ARIA, PPCA, APRA AMCOS, the Australian Publishers Association, the Australia New Zealand Screen Association, the AWG Collecting Society, the Copyright Agency, Free TV Australia, The Guardian Australia, and News Corp Australia supported the media and creative figures.
In a statement, Attorney General Michelle Rowland said the federal government has “no plans to weaken copyright protections” against AI companies.
“The Government has been clear for some time that there are no plans to weaken copyright protections when it comes to AI. This includes explicitly ruling out a Text and Data Mining exception, which I was extremely proud to announce last year,” she shared.

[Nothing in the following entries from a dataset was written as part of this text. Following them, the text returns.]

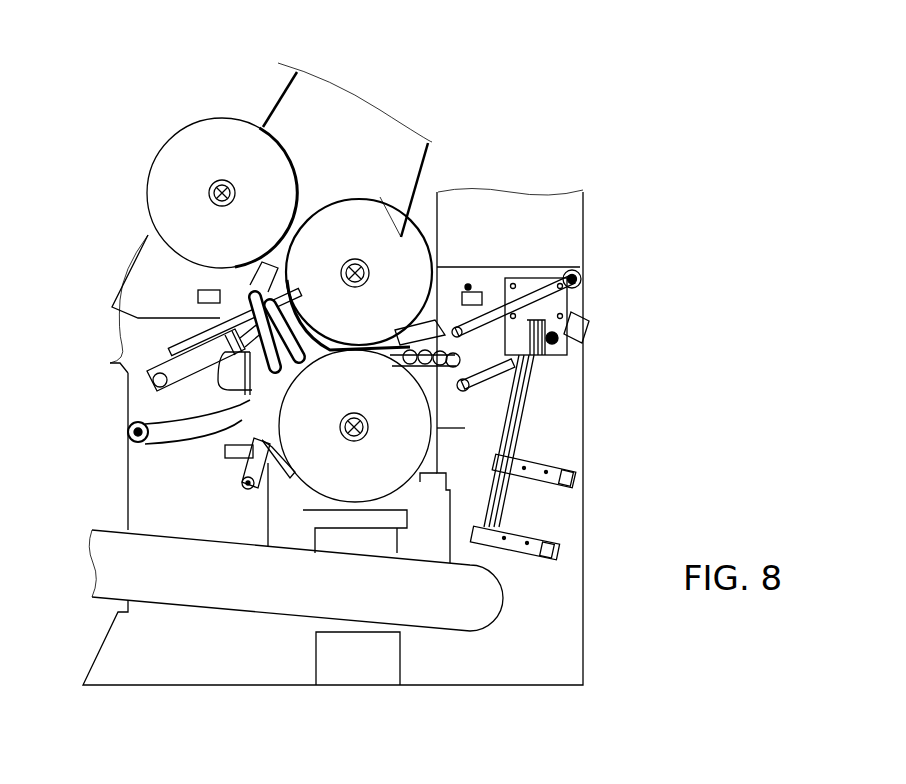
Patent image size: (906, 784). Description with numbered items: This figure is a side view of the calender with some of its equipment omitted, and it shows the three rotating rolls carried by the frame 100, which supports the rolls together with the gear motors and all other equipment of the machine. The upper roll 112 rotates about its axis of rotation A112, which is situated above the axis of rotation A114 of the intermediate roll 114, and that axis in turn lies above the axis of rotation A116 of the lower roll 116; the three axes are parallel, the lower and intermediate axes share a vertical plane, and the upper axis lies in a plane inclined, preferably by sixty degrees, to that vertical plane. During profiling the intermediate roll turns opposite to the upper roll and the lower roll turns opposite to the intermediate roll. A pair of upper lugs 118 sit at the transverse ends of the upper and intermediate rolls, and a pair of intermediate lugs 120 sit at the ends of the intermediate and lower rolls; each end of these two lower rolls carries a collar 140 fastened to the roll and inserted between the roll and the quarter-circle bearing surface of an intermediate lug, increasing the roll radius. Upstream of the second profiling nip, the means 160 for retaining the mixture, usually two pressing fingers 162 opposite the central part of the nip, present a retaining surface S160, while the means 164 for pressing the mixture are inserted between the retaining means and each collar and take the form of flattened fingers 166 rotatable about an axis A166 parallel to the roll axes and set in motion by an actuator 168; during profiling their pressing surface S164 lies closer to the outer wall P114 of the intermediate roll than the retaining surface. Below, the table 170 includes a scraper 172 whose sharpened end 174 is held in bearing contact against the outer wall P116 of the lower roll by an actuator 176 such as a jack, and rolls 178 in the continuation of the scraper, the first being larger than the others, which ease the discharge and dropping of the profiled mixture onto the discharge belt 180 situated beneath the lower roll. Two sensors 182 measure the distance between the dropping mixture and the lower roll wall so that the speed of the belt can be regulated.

The frame 100 is at (568, 660).
The upper roll 112 is at (177, 157).
The axis of rotation of the upper roll A112 is at (209, 207).
The intermediate roll 114 is at (408, 233).
The axis of rotation of the intermediate roll A114 is at (357, 261).
The outer wall of the intermediate roll P114 is at (380, 197).
The lower roll 116 is at (351, 480).
The axis of rotation of the lower roll A116 is at (335, 415).
The outer wall of the lower roll P116 is at (437, 428).
The upper lugs 118 is at (298, 98).
The intermediate lugs 120 is at (262, 405).
The collar 140 is at (422, 228).
The means for retaining the mixture 160 is at (228, 316).
The retaining surface of the retaining means S160 is at (248, 401).
The pressing fingers 162 is at (256, 336).
The means for pressing the mixture 164 is at (288, 368).
The pressing surface of the pressing means S164 is at (292, 303).
The fingers 166 is at (300, 230).
The axis of rotation of the fingers A166 is at (240, 313).
The actuator 168 is at (192, 357).
The table 170 is at (468, 366).
The scraper 172 is at (398, 362).
The sharpened end of the scraper 174 is at (383, 366).
The actuator 176 is at (585, 330).
The rolls of the table 178 is at (462, 321).
The discharge belt 180 is at (261, 597).
The sensors 182 is at (572, 480).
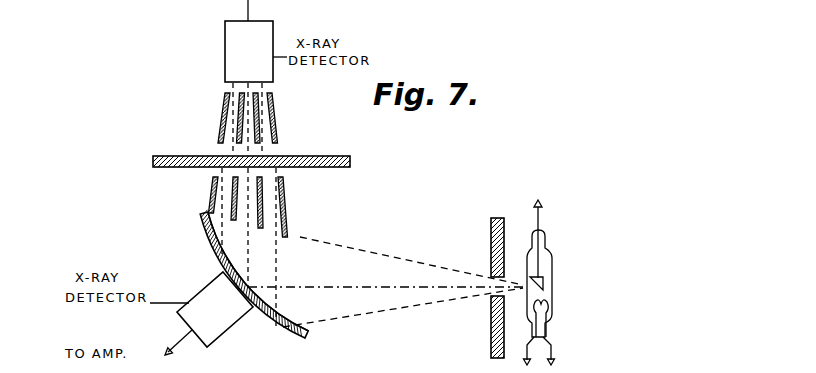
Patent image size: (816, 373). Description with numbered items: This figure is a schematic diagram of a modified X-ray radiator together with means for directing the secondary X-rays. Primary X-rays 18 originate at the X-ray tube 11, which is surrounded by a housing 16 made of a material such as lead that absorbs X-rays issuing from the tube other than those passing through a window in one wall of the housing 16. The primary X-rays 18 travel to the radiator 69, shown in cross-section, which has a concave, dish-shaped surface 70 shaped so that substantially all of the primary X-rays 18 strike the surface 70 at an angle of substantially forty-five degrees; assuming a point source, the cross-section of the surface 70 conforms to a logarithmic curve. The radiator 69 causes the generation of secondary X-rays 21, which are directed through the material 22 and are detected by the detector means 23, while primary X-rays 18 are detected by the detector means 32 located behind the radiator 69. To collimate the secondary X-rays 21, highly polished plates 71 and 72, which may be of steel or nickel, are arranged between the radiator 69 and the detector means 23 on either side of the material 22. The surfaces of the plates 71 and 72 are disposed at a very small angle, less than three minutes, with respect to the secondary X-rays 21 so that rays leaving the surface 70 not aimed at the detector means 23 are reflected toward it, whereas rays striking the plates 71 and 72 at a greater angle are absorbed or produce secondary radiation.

The X-ray tube 11 is at (546, 232).
The housing 16 is at (491, 232).
The primary X-rays 18 is at (400, 249).
The secondary X-rays 21 is at (280, 278).
The material 22 is at (350, 161).
The detector means 23 is at (226, 50).
The detector means 32 is at (228, 329).
The radiator 69 is at (202, 228).
The concave dish-shaped surface 70 is at (269, 307).
The collimating plates 71 is at (240, 124).
The collimating plates 72 is at (234, 191).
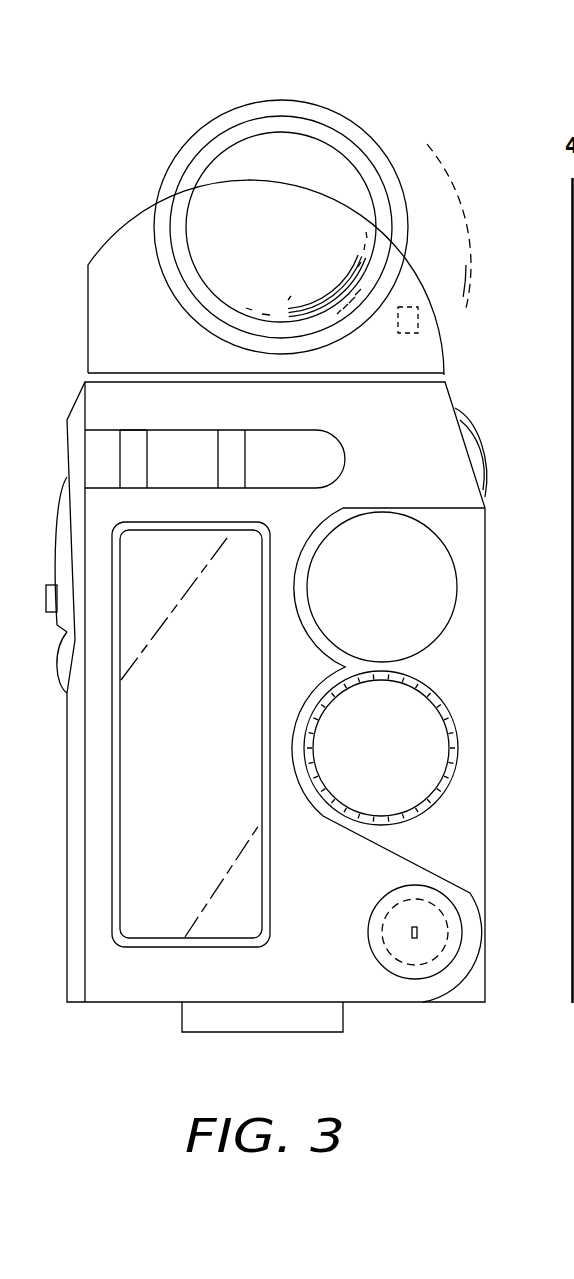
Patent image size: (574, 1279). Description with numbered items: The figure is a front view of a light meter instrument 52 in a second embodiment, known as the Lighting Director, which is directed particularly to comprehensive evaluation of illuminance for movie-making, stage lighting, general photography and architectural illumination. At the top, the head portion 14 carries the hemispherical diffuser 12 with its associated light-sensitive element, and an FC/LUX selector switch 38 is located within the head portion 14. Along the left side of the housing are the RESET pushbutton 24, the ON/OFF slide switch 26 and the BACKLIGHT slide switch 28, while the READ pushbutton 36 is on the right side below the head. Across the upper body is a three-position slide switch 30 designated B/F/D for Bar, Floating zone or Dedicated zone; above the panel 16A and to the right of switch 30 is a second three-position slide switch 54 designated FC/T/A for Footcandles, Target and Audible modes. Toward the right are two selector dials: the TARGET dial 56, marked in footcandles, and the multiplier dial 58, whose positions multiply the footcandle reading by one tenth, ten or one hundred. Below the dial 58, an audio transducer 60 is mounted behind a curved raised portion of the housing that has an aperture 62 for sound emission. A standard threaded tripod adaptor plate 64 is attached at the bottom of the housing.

The light meter instrument 52 is at (194, 58).
The hemispherical diffuser 12 is at (283, 148).
The head portion 14 is at (147, 148).
The FC/LUX selector switch 38 is at (418, 320).
The READ pushbutton 36 is at (487, 455).
The three-position slide switch 30 is at (118, 457).
The three-position slide switch 54 is at (173, 452).
The RESET pushbutton 24 is at (55, 516).
The ON/OFF slide switch 26 is at (46, 598).
The BACKLIGHT slide switch 28 is at (55, 656).
The panel 16A is at (137, 778).
The TARGET dial 56 is at (446, 597).
The dial 58 is at (430, 714).
The audio transducer 60 is at (400, 965).
The aperture 62 is at (418, 933).
The threaded tripod adaptor plate 64 is at (270, 1036).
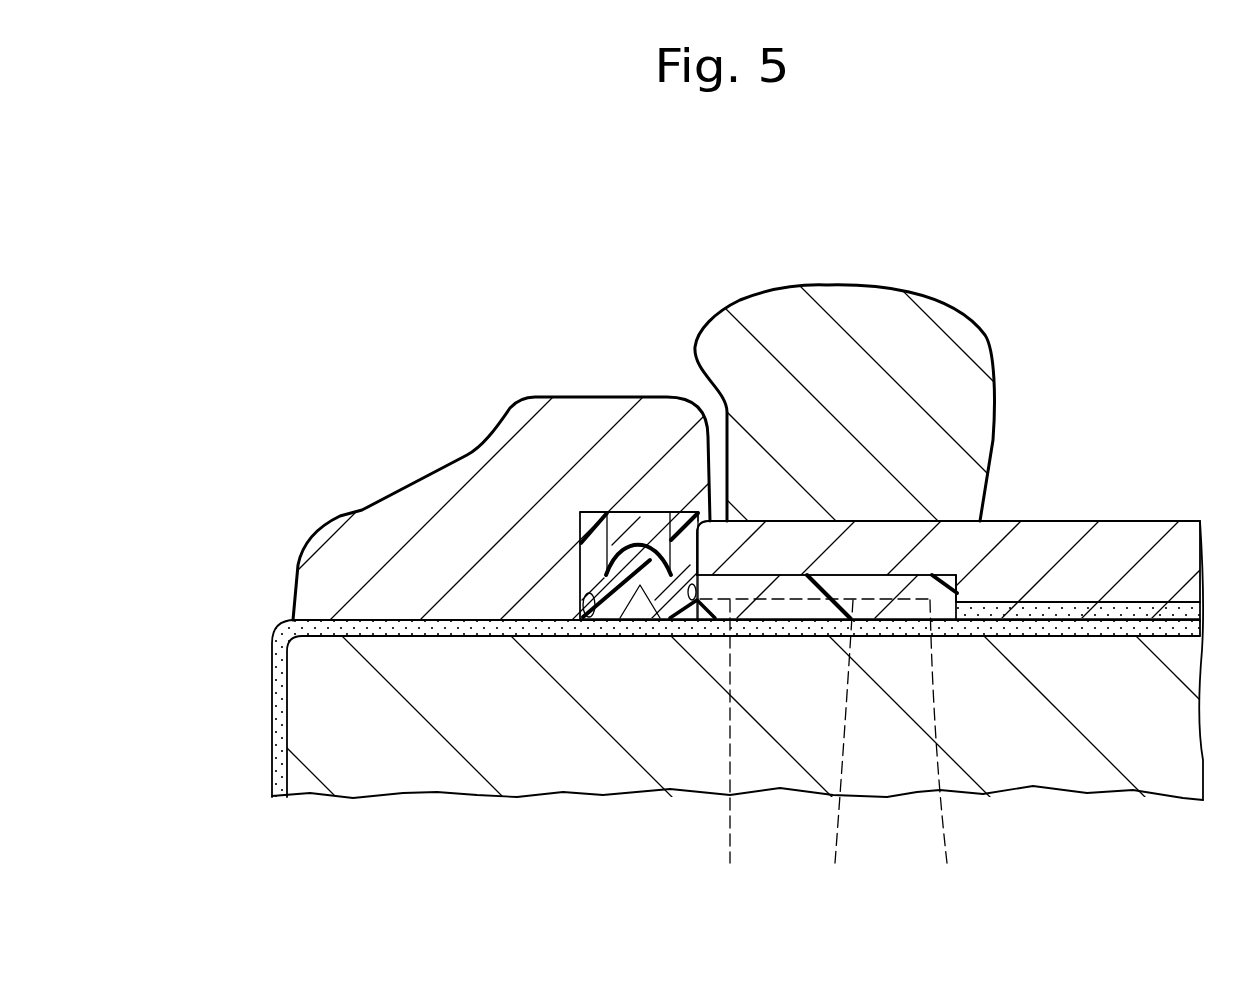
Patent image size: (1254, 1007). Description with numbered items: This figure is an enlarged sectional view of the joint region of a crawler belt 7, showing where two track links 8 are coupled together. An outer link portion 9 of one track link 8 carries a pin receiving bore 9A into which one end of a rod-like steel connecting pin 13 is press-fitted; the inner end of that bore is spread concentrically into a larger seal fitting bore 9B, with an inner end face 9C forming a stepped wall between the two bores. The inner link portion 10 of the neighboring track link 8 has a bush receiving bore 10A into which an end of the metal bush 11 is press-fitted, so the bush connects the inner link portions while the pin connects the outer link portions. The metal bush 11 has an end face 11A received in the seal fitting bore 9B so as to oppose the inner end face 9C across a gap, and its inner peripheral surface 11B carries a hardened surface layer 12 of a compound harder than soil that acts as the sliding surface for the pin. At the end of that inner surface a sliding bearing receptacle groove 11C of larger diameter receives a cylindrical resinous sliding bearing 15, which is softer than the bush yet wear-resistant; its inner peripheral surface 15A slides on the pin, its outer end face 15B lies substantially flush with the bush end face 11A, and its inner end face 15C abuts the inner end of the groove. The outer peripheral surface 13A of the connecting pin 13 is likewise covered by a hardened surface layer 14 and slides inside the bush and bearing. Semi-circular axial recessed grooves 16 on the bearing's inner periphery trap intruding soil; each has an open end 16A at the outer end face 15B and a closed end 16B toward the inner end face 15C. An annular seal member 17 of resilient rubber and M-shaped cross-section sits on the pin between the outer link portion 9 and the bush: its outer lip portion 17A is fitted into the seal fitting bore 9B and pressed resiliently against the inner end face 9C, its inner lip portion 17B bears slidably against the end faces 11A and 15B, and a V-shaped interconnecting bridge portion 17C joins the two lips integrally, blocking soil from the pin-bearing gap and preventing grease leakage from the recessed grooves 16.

Rebecca Costello said that when journalists’ work is taken without permission or compensation, “the impact is fewer journalists, fewer newsrooms and less public interest journalism.”
“We invest everything in journalism,” Costello shared. “When that work is taken and used without compensation, the impact is fewer journalists, fewer newsrooms and less public interest journalism. No market operates when you can take something for free and then charge for it. Licensing is happening, and it has to, because the alternative is the erosion of the journalism that feeds these models in the first place.”
Jonathan Dworkin concurred with Costello’s point, noting partnerships with AI in the music industry, such as UMG and Udio, as ways for the industry to take back control, as it did in the days of Napster and rampant piracy.
“We didn’t defeat piracy by turning off the internet,” Dworkin said. “Ultimately, we prevailed because streamers built a better product than piracy. That’s what we hope to do with AI.”
Charlie Chan added that the creative sector already has the technology to “licence things properly” and protect the work of artists.
“We actually have the technology we need to license things properly, to protect content and find where everything is,” Chan said. “We cannot fall into a homogenised experience of all of our creativity. Australia has something truly unique – a thousand generations of First Nations culture – and we have a responsibility to protect it.”
Professor Edward Santow urged the government to protect the creative and media sectors in the AI landscape.
“We need government to play the role of government: to ensure there is a fair market so that organisations can participate fairly, and to protect the population,” Santow said. “Australians have among the lowest levels of trust in the world when it comes to AI, not because we are scared of technology – the opposite, we tend to be among the earliest adopters – but because people can see when technology goes wrong.”
Creative Australia has noted that Australia’s creative sector contributes $67 billion to the national economy, and that licensing arrangements in the age of AI are emerging across journalism, music, publishing, and visual media.